#75, Boerum Hill, Brooklyn
Doors like these are the architectural equivalent of that "when I am an old woman I shall wear purple" poem, your neighborhood's own equivalent of the old dear tottering around in a "red hat that doesn't go and doesn't suit me". On the one hand, you want to applaud the old broad for not giving a toss what the world thinks of her gobbling up samples in the shops and pressing the alarm bells at inappropriate times. On the other, you want to scream in her ear: "Stop pressing the alarm bells! Terrible shirts are not life's answer to sticking it to the youth-obsessed establishment! Sit down! You are making my eyes hurt!" So you may think similar thoughts as you pass your own neighborhood's "unique" door, sign, lawn ornament, or window decoration.

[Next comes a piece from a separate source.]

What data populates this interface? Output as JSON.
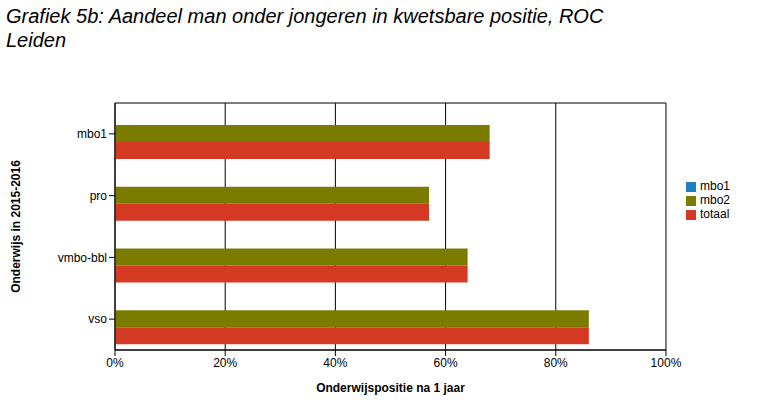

Lovable eyesores. Every neighborhood has them. I can think of dozens of these from my daily walk: the giant plush German shepherd dog in a window on Clinton Street, the bloated inflatable seasonal displays that decorate the apartment on Sackett Street, this duo of hue-screamers on Bond Street. Then you get, a few paces down, this more sedate, subdued, inexplicably dull chocolate-dipped 75C. It is as if the building had been firmly instructed to tone it down and the owner painted the remaining door the blandest shade imaginable:
Interestingly, it is often the eyesores that I remember most from my youth: that giant 50 near my doctor's office, my next door neighbor's 2-car garage decorated with "HIS" and "HERS" (the clincher was that - the store must have run out of "I"s - the "HIS" half of the garage was actually labeled "H1S". There was also a bright pink barn that was Klemm's nursery.
I'm curious to know: When you think about your own neighborhoods, past and present, what are the lovable eyesores you see? And do you mostly love them or despise them for daring to be, er, unique?